Bad news, party dudes: a number of doctors have raised the alarm about the detrimental effects of your favourite deliverable inhalant, and the prognosis is not good.

That’s right, the long square arm of the medical profession is coming for nangs.

Also called bulbs, whippets and nozzies (apparently?), nangs are canisters of nitrous oxide that are usually used for whipping cream. When inhaled, nitrous causes about 20 seconds of euphoria (although the ABC‘s pull-quote, “the poor man’s cocaine“, seems a little… overstated).

It’s still used as an anaesthetic for surgery and dentistry, where it’s better known as laughing gas (our mate Josh Thomas had a puff of it so a doctor could pop his grody finger back in over the weekend). Its first use, however, was recreationally at upper-class “laughing gas parties” in 1700s England – and it’s a practice that’s apparently come back into vogue in a big way.

According to the ABC, Australian doctors are increasingly treating patients who’ve been adversely affected by nang use.

Dr Andrew Dawson, director of Westmead Hospital’s Poisons Information Centre, told 7.30:

Very recently I had a 20-year-old patient whose brain appeared to have the same level of damage as an alcoholic who had been drinking for 40 years.

We have had a doubling of the number of calls from hospitals about significantly affected people from nitrous oxide exposure.

Those effects are severe nerve injury, or sometimes brain injury. There has been a real spike over the last two years.
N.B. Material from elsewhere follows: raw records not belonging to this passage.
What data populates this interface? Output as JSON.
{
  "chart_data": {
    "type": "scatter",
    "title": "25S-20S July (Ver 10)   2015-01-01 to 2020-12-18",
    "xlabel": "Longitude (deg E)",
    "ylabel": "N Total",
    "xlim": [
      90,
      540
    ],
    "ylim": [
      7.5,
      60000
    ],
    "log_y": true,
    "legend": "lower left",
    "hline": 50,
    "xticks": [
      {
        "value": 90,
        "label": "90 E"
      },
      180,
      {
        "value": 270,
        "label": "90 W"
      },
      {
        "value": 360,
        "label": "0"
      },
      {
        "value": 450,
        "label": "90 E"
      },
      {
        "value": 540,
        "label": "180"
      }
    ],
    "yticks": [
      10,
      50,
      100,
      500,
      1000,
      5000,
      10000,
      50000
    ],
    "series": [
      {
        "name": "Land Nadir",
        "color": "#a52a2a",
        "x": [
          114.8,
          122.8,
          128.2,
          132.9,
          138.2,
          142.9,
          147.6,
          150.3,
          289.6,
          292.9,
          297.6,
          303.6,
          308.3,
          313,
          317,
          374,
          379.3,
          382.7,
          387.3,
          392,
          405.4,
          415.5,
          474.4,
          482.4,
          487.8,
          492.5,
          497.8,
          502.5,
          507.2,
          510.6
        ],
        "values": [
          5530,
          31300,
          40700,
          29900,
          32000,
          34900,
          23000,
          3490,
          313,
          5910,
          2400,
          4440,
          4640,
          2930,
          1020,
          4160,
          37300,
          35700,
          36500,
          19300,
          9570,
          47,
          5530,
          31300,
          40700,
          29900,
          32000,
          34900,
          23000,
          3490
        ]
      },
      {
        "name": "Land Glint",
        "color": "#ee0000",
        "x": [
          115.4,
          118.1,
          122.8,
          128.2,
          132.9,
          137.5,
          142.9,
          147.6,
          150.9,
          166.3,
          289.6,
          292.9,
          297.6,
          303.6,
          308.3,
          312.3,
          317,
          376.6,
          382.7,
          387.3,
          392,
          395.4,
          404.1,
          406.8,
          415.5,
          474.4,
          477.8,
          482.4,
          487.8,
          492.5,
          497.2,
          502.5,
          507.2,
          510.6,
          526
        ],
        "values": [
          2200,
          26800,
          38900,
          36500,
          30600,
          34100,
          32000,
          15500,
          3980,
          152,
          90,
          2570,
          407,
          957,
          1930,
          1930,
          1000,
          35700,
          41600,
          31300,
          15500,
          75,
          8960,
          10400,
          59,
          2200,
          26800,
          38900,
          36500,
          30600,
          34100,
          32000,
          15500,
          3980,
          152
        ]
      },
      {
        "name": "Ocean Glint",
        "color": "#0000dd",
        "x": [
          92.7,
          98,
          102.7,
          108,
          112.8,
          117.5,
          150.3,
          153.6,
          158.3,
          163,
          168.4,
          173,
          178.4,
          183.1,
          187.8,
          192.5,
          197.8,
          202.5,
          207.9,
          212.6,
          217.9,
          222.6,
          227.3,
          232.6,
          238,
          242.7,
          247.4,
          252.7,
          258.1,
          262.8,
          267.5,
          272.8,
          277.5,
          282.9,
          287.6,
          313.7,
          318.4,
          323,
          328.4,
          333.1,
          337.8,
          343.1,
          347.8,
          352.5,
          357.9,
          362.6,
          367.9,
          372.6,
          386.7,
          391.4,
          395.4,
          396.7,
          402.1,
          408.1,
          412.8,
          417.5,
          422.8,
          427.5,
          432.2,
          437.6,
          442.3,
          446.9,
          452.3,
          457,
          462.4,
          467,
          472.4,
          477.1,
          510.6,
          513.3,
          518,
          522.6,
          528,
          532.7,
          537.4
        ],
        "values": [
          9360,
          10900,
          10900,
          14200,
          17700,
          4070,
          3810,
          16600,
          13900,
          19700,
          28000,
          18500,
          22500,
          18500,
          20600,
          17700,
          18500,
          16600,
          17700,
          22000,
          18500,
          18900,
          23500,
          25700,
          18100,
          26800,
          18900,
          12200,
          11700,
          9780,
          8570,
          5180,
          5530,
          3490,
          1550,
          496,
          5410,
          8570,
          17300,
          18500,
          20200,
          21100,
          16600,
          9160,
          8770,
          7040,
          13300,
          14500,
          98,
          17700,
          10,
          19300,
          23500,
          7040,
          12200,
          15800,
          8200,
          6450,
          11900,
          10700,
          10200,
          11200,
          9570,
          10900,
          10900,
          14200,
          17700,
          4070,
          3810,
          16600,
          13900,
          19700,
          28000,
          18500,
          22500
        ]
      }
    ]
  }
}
There’s been two recorded deaths in Australia from nang use since 2010. The ABC also met with a girl who’d been left struggling to walk after doing up to 360 nangs a week; the habit had caused damage to nerves in her spine. They also report that nang use can cause memory loss, a weakened immune system and incontinence.

Nangs remain legal, theoretically, which is why you can buy them at your local corner store and get ’em delivered to your house in several states – though you’re only supposed to use them for their original purpose, i.e. whipping cream.